Sec. 23 of BP 68 provides:
Unless otherwise provided in this Code, the corporate powers of all
corporations formed under this Code shall be exercised, all business conducted
and all properties of such corporations controlled and held by the board of
directors or trustees to be elected from among the holders of stocks, or where
there is no stock, from among the members of the corporation, who shall hold
office for 1 year and until their successors are elected and qualified.
Hence, a corporation may only act through its board of directors or, when
authorized either by its bylaws or by its board resolution, through its officers or
agents in the course of its regular business.
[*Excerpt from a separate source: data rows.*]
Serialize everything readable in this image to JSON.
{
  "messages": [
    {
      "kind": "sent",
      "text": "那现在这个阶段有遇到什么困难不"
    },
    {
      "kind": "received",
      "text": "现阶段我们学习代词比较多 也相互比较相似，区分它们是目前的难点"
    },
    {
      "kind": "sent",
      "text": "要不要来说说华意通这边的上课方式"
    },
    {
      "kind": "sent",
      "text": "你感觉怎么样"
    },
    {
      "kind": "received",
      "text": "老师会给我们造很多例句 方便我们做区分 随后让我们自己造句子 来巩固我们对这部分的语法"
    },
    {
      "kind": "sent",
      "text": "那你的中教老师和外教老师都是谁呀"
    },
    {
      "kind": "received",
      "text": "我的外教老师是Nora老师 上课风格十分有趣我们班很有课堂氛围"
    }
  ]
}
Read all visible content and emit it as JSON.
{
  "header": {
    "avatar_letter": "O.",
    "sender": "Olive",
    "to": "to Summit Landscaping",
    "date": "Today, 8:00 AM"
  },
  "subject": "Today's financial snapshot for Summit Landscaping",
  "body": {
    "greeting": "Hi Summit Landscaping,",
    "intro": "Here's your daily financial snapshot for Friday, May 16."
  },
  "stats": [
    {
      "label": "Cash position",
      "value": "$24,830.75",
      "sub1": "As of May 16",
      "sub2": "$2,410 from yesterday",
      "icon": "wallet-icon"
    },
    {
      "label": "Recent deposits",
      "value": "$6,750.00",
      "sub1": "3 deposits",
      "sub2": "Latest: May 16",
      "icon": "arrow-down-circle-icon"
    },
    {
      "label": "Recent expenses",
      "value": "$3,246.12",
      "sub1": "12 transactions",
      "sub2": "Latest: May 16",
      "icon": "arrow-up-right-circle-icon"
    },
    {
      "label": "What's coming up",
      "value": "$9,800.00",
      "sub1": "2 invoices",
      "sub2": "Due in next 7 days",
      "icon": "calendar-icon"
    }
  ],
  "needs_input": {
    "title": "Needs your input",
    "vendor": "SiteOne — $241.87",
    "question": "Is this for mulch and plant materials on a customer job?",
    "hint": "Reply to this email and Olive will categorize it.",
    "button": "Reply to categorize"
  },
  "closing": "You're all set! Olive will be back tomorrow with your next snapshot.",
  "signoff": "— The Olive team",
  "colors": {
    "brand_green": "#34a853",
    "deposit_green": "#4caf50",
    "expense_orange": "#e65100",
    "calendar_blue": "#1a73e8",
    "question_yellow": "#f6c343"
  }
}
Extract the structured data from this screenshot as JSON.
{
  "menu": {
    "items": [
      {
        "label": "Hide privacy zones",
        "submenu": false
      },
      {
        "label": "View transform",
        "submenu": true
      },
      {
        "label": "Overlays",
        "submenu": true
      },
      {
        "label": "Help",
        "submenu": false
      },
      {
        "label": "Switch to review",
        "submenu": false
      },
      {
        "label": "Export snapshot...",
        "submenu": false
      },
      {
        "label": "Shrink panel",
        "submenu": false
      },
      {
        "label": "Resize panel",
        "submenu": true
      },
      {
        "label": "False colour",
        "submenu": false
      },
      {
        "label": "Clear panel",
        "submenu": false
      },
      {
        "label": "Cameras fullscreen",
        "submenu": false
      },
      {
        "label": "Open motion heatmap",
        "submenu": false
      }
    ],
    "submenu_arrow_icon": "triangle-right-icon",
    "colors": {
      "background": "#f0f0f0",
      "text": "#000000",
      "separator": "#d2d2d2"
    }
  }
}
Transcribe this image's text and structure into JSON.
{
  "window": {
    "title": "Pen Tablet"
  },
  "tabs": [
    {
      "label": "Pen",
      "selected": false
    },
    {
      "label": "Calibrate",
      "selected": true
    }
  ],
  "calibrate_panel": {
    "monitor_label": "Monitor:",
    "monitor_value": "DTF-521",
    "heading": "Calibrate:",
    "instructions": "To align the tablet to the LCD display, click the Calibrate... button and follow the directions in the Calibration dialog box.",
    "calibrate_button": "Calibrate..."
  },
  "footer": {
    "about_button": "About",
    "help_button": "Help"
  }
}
The general principles of agency
govern the relation between the corporation and its officers or agents, subject to
the articles of incorporation, bylaws or relevant provisions of the law.

2. The statutorily granted privilege of corporate veil may be used only for legitimate
purposes. On equitable considerations, the veil can be disregarded when it is
utilized as a shield to commit fraud, illegality, or inequity; defeat public
convenience; confuse legitimate issues; or serve as a mere alter ego or business
conduit of a person or an instrumentality, agency or adjunct of another corporation.
The court consistently ruled that when the fiction is used as a
means of perpetrating a fraud or an illegal act or as a vehicle for the evasion of an
existing obligation, the circumvention of statutes, the achievement or perfection of
a monopoly or generally the perpetration of knavery or crime, the veil with which

the law covers and isolates the corporation from the members or stockholders who
compose it will be lifted to allow for its consideration merely as an aggregation of
individuals.
In the present case, the court finds no reason to pierce the
corporate veil of Motorich because San Juan failed to establish that said
corporation was formed or that it is operated, for the purpose of shielding any
alleged fraudulent or illegal activities of its officers or stockholders; or that the said
veil was used to conceal fraud, illegality or inequity at the expense of third persons.

The court also ruled that Motorich is not a close corporation as


defined in Section 96 of the BP68. And although Nenita and Reynaldo controls the
majority stock of Motorich, the subject parcel of land would then be treated as a
conjugal property because the same was acquired during their marriage. Neither
spouse can alienate in favor of another his or her interest in the partnership or any
property belonging to it.
In addition, San Juan only raised this issue belatedly or only when
it filed its sur-rejoinder before the Court of Appeals. Thus, this court cannot
entertain such issue at this stage of the proceedings.